2. Klik “Tindakan”, pilih Konversi Produk

3. Isikan tanggal dan banyaknya kuantitas produk yang telah diproduksi

4. Isi gudang sesuai dengan letak produksi

*Pada Bagian Detail Konversi, kuantitas akan terisi otomatis mengikuti jumlah produk jadi yang terbentuk

5. Isi Biaya Tetap

Catatan:
Bila terdapat biaya yang diperlukan untuk 1x produksi, Anda dapat tuliskan biaya tersebut pada Biaya Tetap, di mana biaya ini adalah biaya yang dikenakan untuk 1x produksi dan tidak mengikuti banyaknya kuantitas produk yang terbuat atau dengan kata lain dikategorikan sebagai biaya yang masuk dalam biaya overhead yang besarannya tetap untuk satu periode dan tidak dipengaruhi tingkat kegiatan produksi.
Contoh: Biaya listrik yang diperlukan untuk membuat 500 Buah Roti Tawar adalah Rp 200.000.

6. Klik “Kirim” untuk menyimpan
*Diketahui Biaya Manufaktur (Cost of Good Manufactured) per unit adalah Rp. 18.461

 

Penjualan Produk Barang Jadi

Case:
Pada tanggal 15 Januari 2019, melakukan penjualan 3 Roti Tawar kepada Pelanggan A.

Berikut langkah-langkah untuk mencatat transaksi penjualan:

1. Pilih Menu Penjualan;

2. Klik “Buat Penjualan Baru”

3. Pilih Penagihan Penjualan

4. Isikan nama pelanggan, tanggal, dan informasi lain terkait dengan penjualan

5. Klik “Buat Penjualan”
Berikut jurnal dan Laporan Laba Rugi yang terbentuk dari transaksi diatas: *Beban Pokok Pendapatan untuk 3 Roti Tawar (@18.461)

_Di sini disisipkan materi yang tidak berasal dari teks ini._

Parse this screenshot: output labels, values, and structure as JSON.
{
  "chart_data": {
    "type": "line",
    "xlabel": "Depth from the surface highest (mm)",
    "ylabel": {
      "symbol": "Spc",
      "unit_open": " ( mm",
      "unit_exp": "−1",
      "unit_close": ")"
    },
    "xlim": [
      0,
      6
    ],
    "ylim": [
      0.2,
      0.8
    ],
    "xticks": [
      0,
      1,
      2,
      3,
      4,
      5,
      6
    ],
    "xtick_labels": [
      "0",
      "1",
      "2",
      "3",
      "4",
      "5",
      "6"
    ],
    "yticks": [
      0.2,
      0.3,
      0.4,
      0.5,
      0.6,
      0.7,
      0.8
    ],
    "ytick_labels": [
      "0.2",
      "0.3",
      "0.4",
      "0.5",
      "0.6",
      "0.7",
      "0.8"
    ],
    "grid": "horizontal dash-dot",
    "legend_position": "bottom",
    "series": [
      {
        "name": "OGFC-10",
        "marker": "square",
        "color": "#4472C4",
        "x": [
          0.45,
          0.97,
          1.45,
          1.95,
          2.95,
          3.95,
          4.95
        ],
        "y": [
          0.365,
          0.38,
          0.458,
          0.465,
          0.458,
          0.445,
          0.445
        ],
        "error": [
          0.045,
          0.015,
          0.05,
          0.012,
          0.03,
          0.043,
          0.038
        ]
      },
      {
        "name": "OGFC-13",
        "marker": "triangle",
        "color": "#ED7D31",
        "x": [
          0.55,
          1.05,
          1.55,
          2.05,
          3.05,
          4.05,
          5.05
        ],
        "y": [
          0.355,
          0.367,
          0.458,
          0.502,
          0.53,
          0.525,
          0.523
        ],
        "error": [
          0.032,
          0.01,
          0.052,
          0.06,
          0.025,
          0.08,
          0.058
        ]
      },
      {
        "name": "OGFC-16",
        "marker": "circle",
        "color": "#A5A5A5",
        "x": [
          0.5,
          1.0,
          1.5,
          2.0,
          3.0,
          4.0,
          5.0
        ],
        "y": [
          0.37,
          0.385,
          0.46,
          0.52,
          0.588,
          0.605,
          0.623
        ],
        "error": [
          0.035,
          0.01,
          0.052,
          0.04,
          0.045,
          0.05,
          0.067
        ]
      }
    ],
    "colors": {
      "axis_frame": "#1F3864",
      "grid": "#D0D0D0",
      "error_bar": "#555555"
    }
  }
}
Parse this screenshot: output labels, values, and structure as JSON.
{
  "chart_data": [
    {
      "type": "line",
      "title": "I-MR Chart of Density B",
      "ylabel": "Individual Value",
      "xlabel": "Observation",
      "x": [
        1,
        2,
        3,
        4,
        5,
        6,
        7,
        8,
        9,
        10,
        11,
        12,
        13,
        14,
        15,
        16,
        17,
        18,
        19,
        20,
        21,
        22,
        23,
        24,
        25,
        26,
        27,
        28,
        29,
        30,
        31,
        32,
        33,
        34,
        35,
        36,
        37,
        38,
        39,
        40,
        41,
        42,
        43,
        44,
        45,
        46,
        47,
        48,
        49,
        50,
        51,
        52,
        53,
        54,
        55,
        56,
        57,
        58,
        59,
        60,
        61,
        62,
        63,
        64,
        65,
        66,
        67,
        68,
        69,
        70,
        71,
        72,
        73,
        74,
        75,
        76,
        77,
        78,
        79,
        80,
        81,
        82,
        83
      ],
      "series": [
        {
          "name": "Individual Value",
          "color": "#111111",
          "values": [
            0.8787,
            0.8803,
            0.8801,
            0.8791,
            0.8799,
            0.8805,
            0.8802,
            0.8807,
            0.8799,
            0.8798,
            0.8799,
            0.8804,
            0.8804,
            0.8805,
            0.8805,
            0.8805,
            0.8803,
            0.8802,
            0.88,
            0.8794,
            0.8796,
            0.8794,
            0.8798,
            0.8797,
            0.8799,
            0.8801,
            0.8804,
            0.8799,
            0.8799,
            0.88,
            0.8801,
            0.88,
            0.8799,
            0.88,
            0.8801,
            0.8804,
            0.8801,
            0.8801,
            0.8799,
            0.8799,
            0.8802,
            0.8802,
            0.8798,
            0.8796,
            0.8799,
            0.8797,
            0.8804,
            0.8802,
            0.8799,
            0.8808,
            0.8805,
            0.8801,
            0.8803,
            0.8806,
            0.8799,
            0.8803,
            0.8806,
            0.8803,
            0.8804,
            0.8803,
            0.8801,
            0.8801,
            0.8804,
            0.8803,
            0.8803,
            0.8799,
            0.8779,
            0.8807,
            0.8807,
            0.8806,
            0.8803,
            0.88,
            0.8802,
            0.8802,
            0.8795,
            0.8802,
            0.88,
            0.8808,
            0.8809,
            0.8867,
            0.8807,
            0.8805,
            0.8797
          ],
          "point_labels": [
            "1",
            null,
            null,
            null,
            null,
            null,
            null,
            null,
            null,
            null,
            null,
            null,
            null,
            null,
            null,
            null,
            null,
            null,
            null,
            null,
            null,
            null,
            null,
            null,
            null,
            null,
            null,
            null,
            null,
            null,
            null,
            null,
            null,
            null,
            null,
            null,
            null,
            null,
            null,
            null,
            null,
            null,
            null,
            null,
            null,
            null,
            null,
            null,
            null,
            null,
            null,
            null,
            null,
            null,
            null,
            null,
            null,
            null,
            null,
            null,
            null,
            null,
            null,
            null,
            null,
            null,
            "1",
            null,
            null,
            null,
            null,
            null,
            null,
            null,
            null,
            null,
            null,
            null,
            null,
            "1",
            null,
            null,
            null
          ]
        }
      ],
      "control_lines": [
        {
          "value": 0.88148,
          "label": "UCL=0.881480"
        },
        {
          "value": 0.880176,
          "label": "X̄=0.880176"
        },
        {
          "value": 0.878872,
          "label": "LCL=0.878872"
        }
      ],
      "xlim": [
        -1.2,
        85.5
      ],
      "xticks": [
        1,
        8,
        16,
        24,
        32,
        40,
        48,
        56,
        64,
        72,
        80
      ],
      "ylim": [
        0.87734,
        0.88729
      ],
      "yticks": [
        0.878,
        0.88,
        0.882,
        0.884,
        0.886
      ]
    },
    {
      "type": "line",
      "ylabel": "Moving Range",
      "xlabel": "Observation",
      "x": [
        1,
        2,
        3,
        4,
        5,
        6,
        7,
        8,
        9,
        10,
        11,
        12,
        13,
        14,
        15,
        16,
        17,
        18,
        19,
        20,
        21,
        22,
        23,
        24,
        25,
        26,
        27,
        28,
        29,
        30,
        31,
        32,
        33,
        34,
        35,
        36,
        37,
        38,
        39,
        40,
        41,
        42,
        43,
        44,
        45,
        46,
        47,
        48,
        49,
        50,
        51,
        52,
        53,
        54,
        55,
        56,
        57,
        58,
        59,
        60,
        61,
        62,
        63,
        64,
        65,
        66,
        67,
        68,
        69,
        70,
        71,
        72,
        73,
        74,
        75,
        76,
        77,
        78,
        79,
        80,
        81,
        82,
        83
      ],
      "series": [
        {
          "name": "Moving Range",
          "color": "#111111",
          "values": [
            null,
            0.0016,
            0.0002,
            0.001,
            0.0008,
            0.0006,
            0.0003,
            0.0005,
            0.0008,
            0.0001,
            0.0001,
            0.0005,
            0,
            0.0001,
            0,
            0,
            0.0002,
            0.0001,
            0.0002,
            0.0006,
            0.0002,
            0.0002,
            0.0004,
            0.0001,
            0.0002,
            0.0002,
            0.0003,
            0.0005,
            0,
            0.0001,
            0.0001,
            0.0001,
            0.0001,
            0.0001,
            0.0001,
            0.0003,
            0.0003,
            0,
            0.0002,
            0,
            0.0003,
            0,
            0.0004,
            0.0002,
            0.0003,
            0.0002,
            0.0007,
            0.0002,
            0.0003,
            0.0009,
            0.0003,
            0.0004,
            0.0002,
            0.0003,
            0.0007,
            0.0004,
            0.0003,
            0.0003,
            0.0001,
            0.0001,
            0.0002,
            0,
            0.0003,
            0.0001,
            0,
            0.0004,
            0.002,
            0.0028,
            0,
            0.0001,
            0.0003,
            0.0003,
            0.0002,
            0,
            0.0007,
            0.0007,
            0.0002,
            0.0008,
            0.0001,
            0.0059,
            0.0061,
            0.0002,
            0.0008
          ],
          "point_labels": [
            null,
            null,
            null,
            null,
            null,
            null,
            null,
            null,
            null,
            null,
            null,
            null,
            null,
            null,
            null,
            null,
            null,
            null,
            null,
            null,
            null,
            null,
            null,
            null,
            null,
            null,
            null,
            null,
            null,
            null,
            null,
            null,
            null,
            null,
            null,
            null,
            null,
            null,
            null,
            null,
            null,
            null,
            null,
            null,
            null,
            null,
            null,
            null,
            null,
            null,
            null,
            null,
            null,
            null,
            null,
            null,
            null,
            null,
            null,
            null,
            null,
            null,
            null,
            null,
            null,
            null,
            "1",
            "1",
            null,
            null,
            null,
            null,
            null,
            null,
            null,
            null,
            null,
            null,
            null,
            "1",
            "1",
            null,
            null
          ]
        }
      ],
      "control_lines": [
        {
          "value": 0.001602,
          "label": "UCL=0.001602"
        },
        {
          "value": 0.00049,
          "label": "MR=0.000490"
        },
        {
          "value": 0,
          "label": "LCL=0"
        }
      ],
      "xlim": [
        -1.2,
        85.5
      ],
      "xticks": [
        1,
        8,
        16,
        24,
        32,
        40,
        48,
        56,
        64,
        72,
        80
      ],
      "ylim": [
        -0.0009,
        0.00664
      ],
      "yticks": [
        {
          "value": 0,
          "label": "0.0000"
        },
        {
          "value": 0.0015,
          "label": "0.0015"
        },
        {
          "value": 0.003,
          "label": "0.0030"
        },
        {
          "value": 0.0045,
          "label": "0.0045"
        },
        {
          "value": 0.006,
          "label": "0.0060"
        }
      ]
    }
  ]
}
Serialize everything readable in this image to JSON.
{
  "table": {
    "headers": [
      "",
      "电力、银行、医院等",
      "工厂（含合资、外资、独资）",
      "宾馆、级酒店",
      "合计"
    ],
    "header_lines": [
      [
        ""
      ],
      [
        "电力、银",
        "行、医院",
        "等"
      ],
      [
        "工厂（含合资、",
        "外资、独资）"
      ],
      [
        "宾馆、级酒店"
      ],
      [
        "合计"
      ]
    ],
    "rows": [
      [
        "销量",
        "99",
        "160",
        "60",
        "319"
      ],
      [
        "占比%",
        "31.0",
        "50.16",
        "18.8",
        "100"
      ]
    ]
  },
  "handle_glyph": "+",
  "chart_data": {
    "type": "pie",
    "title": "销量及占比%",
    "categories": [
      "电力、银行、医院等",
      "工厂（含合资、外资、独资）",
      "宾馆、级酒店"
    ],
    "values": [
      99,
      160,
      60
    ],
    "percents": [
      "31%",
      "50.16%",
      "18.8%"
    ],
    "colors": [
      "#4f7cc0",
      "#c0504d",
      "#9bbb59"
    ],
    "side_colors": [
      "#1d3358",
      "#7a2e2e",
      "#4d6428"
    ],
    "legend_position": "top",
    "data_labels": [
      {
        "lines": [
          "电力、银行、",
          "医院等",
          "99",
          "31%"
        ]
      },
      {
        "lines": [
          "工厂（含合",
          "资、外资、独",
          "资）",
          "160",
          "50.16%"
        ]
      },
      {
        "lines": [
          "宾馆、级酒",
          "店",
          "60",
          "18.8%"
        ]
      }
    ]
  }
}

Berikut adalah rincian dari perhitungan Cost of Goods Manufacture (COGS) dari transaksi diatas:

Notes:

Overhead pabrik seperti perhitungan di atas merupakan jumlah perkiraan biaya overhead untuk proses produksi. Seringkali biaya perkiraan (FOH applied) berbeda dengan biaya overhead pabrik aktual (FOH Actual) yang terjadi. Selisih ini dapat disesuaikan ke akun COGS (Beban Pokok Pendapatan) atau disesuaikan dengan kebijakan perusahaan yang berlaku.